To get the answer, let’s turn to another church doctor, St. Thomas Aquinas, perhaps the greatest Christian philosopher ever (and my patron saint). He suggests that we need to distinguish between evils of fault and evils of penalty:

“In the former, culpability rested squarely in the lacking in both being and will of the secondary per accidens causes of evil, namely, finite human beings and their will, and the lacking of being found in other imperfect beings.

The latter evil of penalty was necessary evil in order to contribute to the perfecting of the cosmos in that it was just for such penalty to occur. Without it the cosmos would not strive toward perfection, which is the natural intention of a perfect being such as God.”

So Aquinas suggests that it is only the evil of penalty that God “creates” or permits, but that it is not His intention:

“As a result we found that it was not the intentions of God to have either kind of evil (privation), but nonetheless the evil of penalty is permitted in order for the cosmos to intend to a perfecting ordered and just cosmos. Hence, God is the efficient cause of evils only per accidens, i.e., only in the sense of God sustaining all being to progress toward an ordered and perfecting reality, hence God is not culpable. Second, we can conclude that all evils ultimately arose due to the secondary per accidens causes of finite and imperfect beings, as both fault and penalty. For if there were no imperfect beings there would be no need for penalty or fault.”

What we have learned throughout history is that great good can ultimately flow from great evil. That is our fervent prayer for Friday’s victims in Newtown, CT.

4 Comments

  1. Bob Vance on December 16, 2012 at 12:30 pm

    The common factor in all these shootings seems to be that the shooter had mental illness issues. It used to be there was a place for people like this – around here it was called the County Home. But then budget cuts closed that place down.

    It is hard to justify punishing the majority of gun owners in this country because of a few bad instances. It is written in out constitution. However, we can do more to keep assault rifles out of the hands of disturbed individuals and perhaps in educating the general public on signs of unbalanced behavior.

    There is no denying how much of a tragedy this was. My grandchildren are close in age of these children.
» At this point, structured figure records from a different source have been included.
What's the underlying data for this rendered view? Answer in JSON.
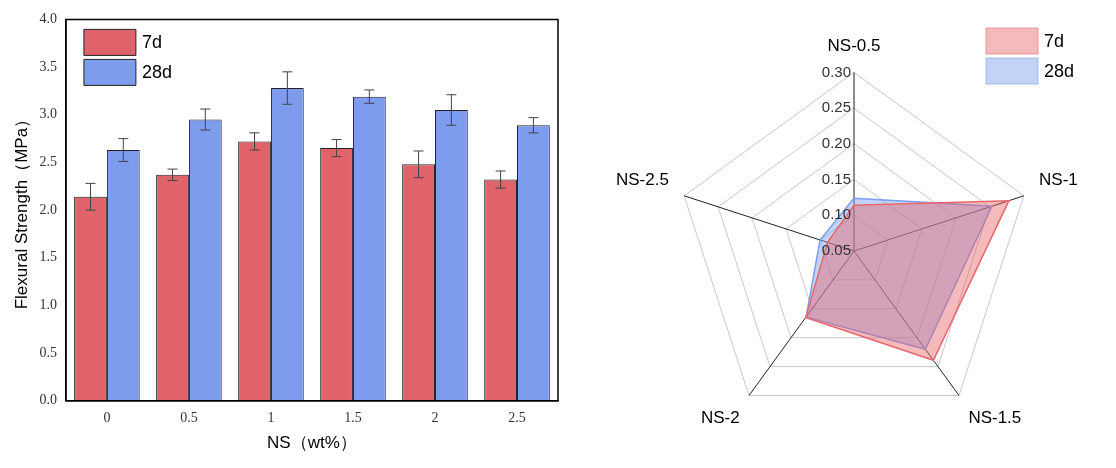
{
  "chart_data": [
    {
      "type": "bar",
      "xlabel": "NS（wt%）",
      "ylabel": "Flexural Strength（MPa）",
      "categories": [
        "0",
        "0.5",
        "1",
        "1.5",
        "2",
        "2.5"
      ],
      "series": [
        {
          "name": "7d",
          "color": "#e0636b",
          "values": [
            2.14,
            2.37,
            2.72,
            2.65,
            2.48,
            2.32
          ],
          "errors": [
            0.14,
            0.06,
            0.09,
            0.09,
            0.14,
            0.09
          ]
        },
        {
          "name": "28d",
          "color": "#7d9cee",
          "values": [
            2.63,
            2.95,
            3.28,
            3.19,
            3.05,
            2.89
          ],
          "errors": [
            0.12,
            0.11,
            0.17,
            0.07,
            0.16,
            0.08
          ]
        }
      ],
      "ylim": [
        0,
        4
      ],
      "yticks": [
        {
          "value": 0,
          "label": "0.0"
        },
        {
          "value": 0.5,
          "label": "0.5"
        },
        {
          "value": 1,
          "label": "1.0"
        },
        {
          "value": 1.5,
          "label": "1.5"
        },
        {
          "value": 2,
          "label": "2.0"
        },
        {
          "value": 2.5,
          "label": "2.5"
        },
        {
          "value": 3,
          "label": "3.0"
        },
        {
          "value": 3.5,
          "label": "3.5"
        },
        {
          "value": 4,
          "label": "4.0"
        }
      ],
      "grid": false,
      "legend": "top left"
    },
    {
      "type": "radar",
      "categories": [
        "NS-0.5",
        "NS-1",
        "NS-1.5",
        "NS-2",
        "NS-2.5"
      ],
      "series": [
        {
          "name": "7d",
          "color": "#e8676b",
          "values": [
            0.114,
            0.278,
            0.239,
            0.165,
            0.089
          ]
        },
        {
          "name": "28d",
          "color": "#7b9ef0",
          "values": [
            0.124,
            0.253,
            0.22,
            0.164,
            0.1
          ]
        }
      ],
      "ylim": [
        0.05,
        0.3
      ],
      "yticks": [
        {
          "value": 0.05,
          "label": "0.05"
        },
        {
          "value": 0.1,
          "label": "0.10"
        },
        {
          "value": 0.15,
          "label": "0.15"
        },
        {
          "value": 0.2,
          "label": "0.20"
        },
        {
          "value": 0.25,
          "label": "0.25"
        },
        {
          "value": 0.3,
          "label": "0.30"
        }
      ],
      "grid": true,
      "legend": "top right"
    }
  ]
}
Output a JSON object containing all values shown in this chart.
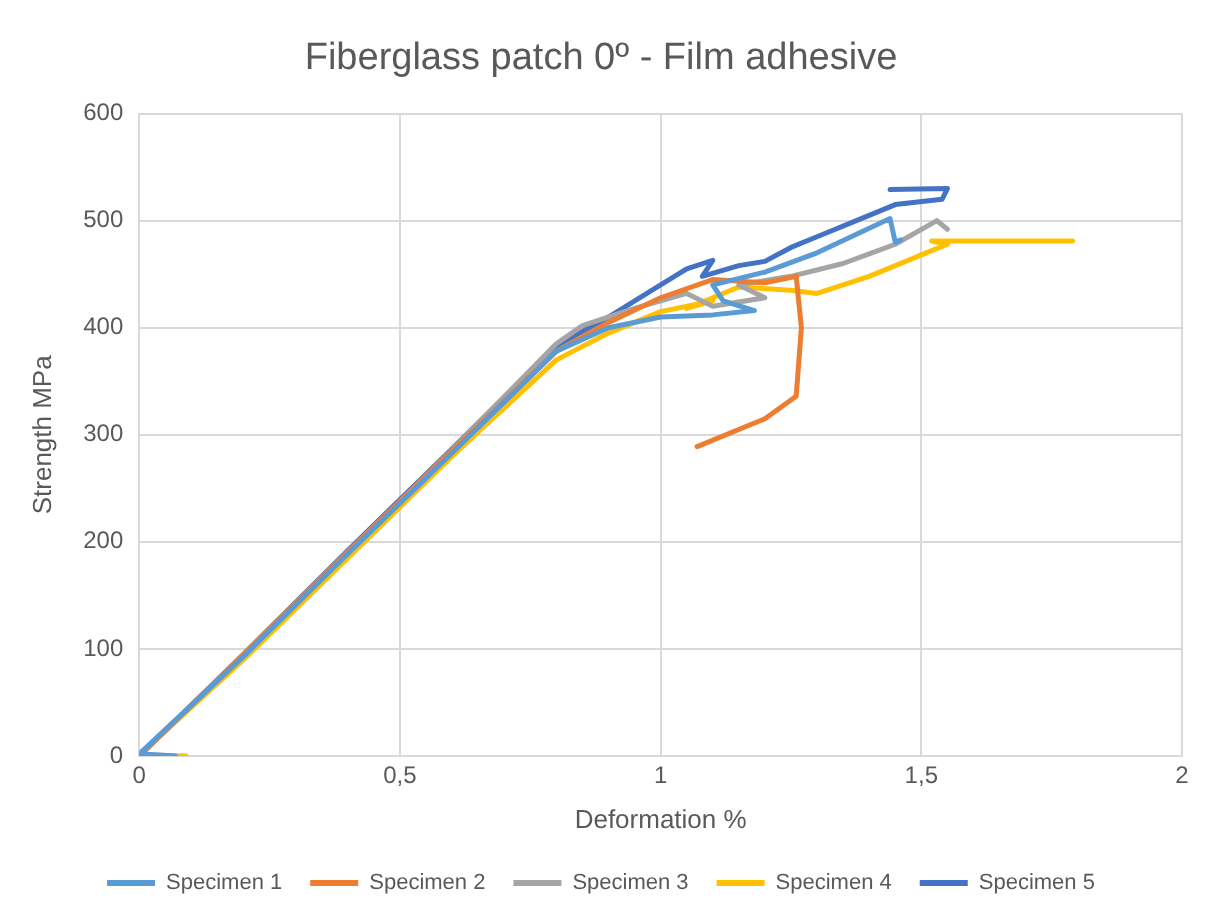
{
  "chart_data": {
    "type": "line",
    "title": "Fiberglass patch 0º - Film adhesive",
    "xlabel": "Deformation %",
    "ylabel": "Strength MPa",
    "xlim": [
      0,
      2
    ],
    "xticks": [
      {
        "value": 0,
        "label": "0"
      },
      {
        "value": 0.5,
        "label": "0,5"
      },
      {
        "value": 1,
        "label": "1"
      },
      {
        "value": 1.5,
        "label": "1,5"
      },
      {
        "value": 2,
        "label": "2"
      }
    ],
    "ylim": [
      0,
      600
    ],
    "yticks": [
      0,
      100,
      200,
      300,
      400,
      500,
      600
    ],
    "grid": true,
    "legend": "bottom",
    "marker": "none",
    "line_style": "solid",
    "series": [
      {
        "name": "Specimen 1",
        "color": "#5b9bd5",
        "x": [
          0.07,
          0,
          0.2,
          0.4,
          0.6,
          0.8,
          0.9,
          1.0,
          1.1,
          1.18,
          1.12,
          1.1,
          1.2,
          1.3,
          1.44,
          1.45,
          1.46
        ],
        "values": [
          0,
          2,
          93,
          189,
          283,
          378,
          400,
          410,
          412,
          416,
          425,
          440,
          452,
          470,
          502,
          480,
          482
        ]
      },
      {
        "name": "Specimen 2",
        "color": "#ed7d31",
        "x": [
          0,
          0.2,
          0.4,
          0.6,
          0.8,
          0.9,
          1.0,
          1.1,
          1.2,
          1.26,
          1.27,
          1.26,
          1.2,
          1.07
        ],
        "values": [
          0,
          95,
          191,
          285,
          378,
          405,
          428,
          445,
          442,
          448,
          400,
          336,
          315,
          289
        ]
      },
      {
        "name": "Specimen 3",
        "color": "#a5a5a5",
        "x": [
          0,
          0.2,
          0.4,
          0.6,
          0.8,
          0.85,
          0.95,
          1.05,
          1.1,
          1.2,
          1.15,
          1.25,
          1.35,
          1.45,
          1.53,
          1.55
        ],
        "values": [
          0,
          94,
          190,
          286,
          385,
          402,
          418,
          432,
          420,
          428,
          440,
          448,
          460,
          478,
          500,
          492
        ]
      },
      {
        "name": "Specimen 4",
        "color": "#ffc000",
        "x": [
          0.09,
          0,
          0.2,
          0.4,
          0.6,
          0.8,
          0.9,
          1.0,
          1.1,
          1.05,
          1.15,
          1.25,
          1.3,
          1.4,
          1.5,
          1.55,
          1.52,
          1.79
        ],
        "values": [
          0,
          1,
          90,
          185,
          280,
          370,
          395,
          415,
          425,
          418,
          438,
          435,
          432,
          448,
          468,
          478,
          481,
          481
        ]
      },
      {
        "name": "Specimen 5",
        "color": "#4472c4",
        "x": [
          0,
          0.2,
          0.4,
          0.6,
          0.8,
          0.9,
          1.0,
          1.05,
          1.1,
          1.08,
          1.15,
          1.2,
          1.25,
          1.3,
          1.4,
          1.45,
          1.54,
          1.55,
          1.44
        ],
        "values": [
          0,
          95,
          192,
          287,
          383,
          410,
          440,
          455,
          463,
          448,
          458,
          462,
          475,
          485,
          505,
          515,
          520,
          530,
          529
        ]
      }
    ]
  }
}
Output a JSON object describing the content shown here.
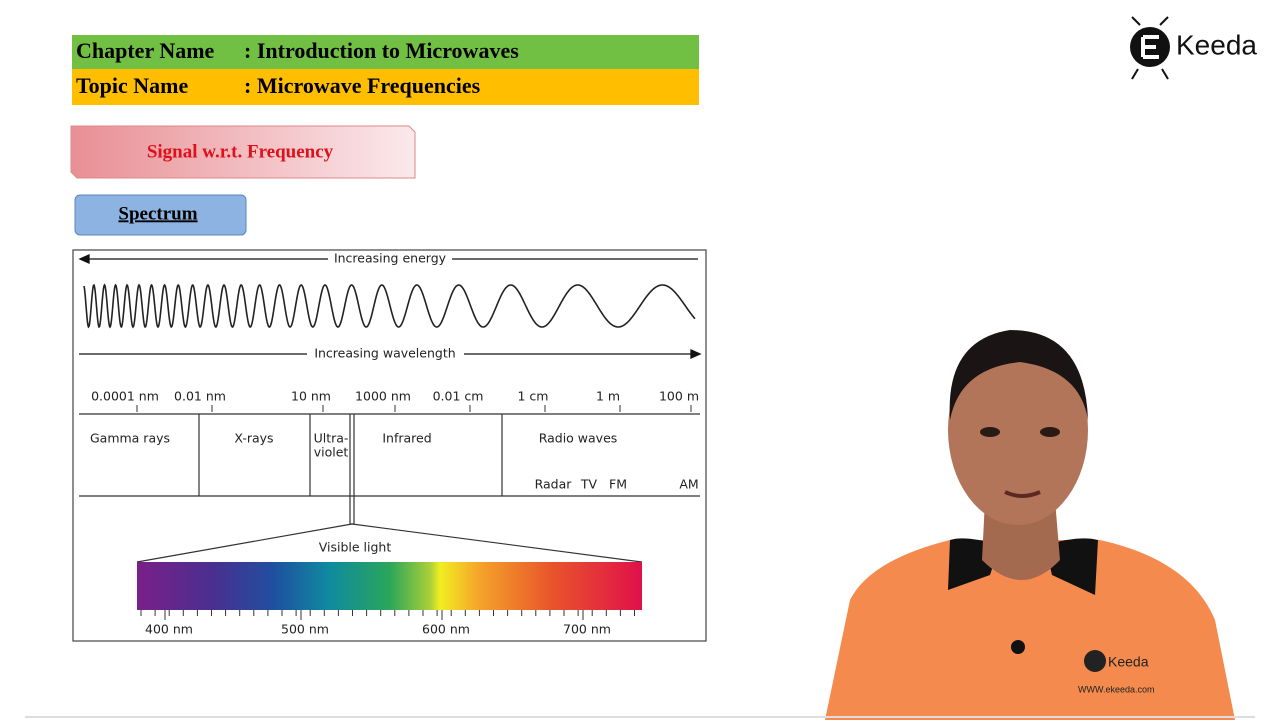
{
  "header": {
    "chapter_label": "Chapter Name",
    "chapter": ": Introduction to Microwaves",
    "topic_label": "Topic Name",
    "topic": ": Microwave Frequencies"
  },
  "logo": "Keeda",
  "section_title": "Signal w.r.t. Frequency",
  "button": "Spectrum",
  "diagram": {
    "energy_label": "Increasing energy",
    "wavelength_label": "Increasing wavelength",
    "scale": [
      "0.0001 nm",
      "0.01 nm",
      "10 nm",
      "1000 nm",
      "0.01 cm",
      "1 cm",
      "1 m",
      "100 m"
    ],
    "regions": [
      {
        "lines": [
          "Gamma rays"
        ]
      },
      {
        "lines": [
          "X-rays"
        ]
      },
      {
        "lines": [
          "Ultra-",
          "violet"
        ]
      },
      {
        "lines": [
          "Infrared"
        ]
      },
      {
        "lines": [
          "Radio waves"
        ]
      }
    ],
    "radio_bands": [
      "Radar",
      "TV",
      "FM",
      "AM"
    ],
    "visible_label": "Visible light",
    "visible_ticks": [
      "400 nm",
      "500 nm",
      "600 nm",
      "700 nm"
    ]
  },
  "shirt": {
    "logo": "Keeda",
    "url": "WWW.ekeeda.com"
  }
}
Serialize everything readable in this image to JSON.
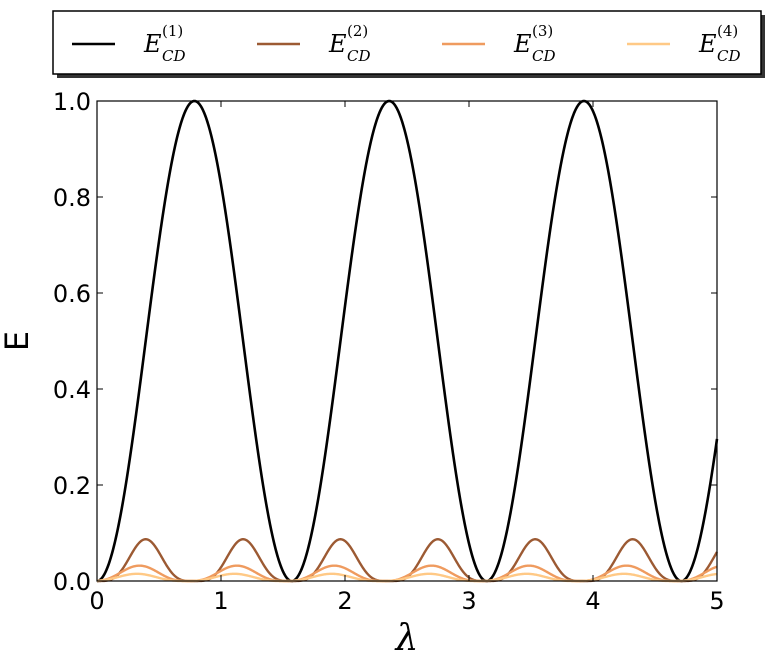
{
  "chart_data": {
    "type": "line",
    "xlabel": "λ",
    "ylabel": "E",
    "xlim": [
      0,
      5
    ],
    "ylim": [
      0,
      1.0
    ],
    "x_ticks": [
      "0",
      "1",
      "2",
      "3",
      "4",
      "5"
    ],
    "y_ticks": [
      "0.0",
      "0.2",
      "0.4",
      "0.6",
      "0.8",
      "1.0"
    ],
    "grid": false,
    "legend_position": "top",
    "series": [
      {
        "name": "E_CD^(1)",
        "symbol": "E",
        "subscript": "CD",
        "superscript": "(1)",
        "color": "#000000",
        "period": 1.5708,
        "peak": 1.0,
        "shape_power": 2
      },
      {
        "name": "E_CD^(2)",
        "symbol": "E",
        "subscript": "CD",
        "superscript": "(2)",
        "color": "#9c5a33",
        "period": 0.7854,
        "peak": 0.087,
        "shape_power": 4
      },
      {
        "name": "E_CD^(3)",
        "symbol": "E",
        "subscript": "CD",
        "superscript": "(3)",
        "color": "#ef9b5f",
        "period": 0.7854,
        "peak": 0.032,
        "shape_power": 3,
        "phase": -0.05
      },
      {
        "name": "E_CD^(4)",
        "symbol": "E",
        "subscript": "CD",
        "superscript": "(4)",
        "color": "#ffc986",
        "period": 0.7854,
        "peak": 0.015,
        "shape_power": 3,
        "phase": -0.07
      }
    ]
  }
}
    • quinersdiner on December 16, 2012 at 12:54 pm

      I would like to build on what you’re saying, Bob. I think our culture is breeding mental illness. Regarding “County Homes,” the ACLU forced a change in our laws back in the 60s that changed society’s ability to institutionalize the mentally ill. Many of those released ended up on the streets which explained the surge in homelessness in recent decades. A disproportionate number of the incarcerated are society’s mentally ill. To me the larger question than guns is: what are we doing societally to breed more mental illness, and what is the compassionate approach to protect society from the dangerously mentally ill, and the dangerously mentally ill from themselves?

  2. rautakyy on March 19, 2013 at 3:57 pm

    Does this mean your god causes evil only by accident? Like such evil as natural catastrophies? Like he really did not mean all those Japanese people die in the Tsunami? If we are honest, however, the accident like natural events are much more likely caused by the indifference of nature.

    Here in Finland we have even more guns per capita, than you guys in the US. Though we kill each other eagerly, it is more with a knife, axe and even by bare fists, than with our guns. And we have a lot lower rate of accidental shootings than you, because we have a mandatory military service where every able bodied man learns how to handle weapons. What I am saying is that how we percieve guns and how they are used is very much a cultural thing.

    What causes mental ilnesses? Is your god not responsible for not helping a poor sod who is so messed up, that he goes to shoot random little children? Why? This has nothing to do with free will. A lunatic is not weilding any sort of free will. He is driven by his twisted mind. He is not trying to gain some selfish interrests by shooting those kids. He is simply totally barmy. Why did god not heal him and what made your god to cause him to become so boggled in the first place?

    I agree with you, that society should take a bigger role and more responsibility of the mentally disturbed. Often enough they are people with terribly traumatic pasts and are unable to help themselves. And I hear a lot of homeless people with severe mental issues in the US are veterans, whom your many wars have scarred. Is that true?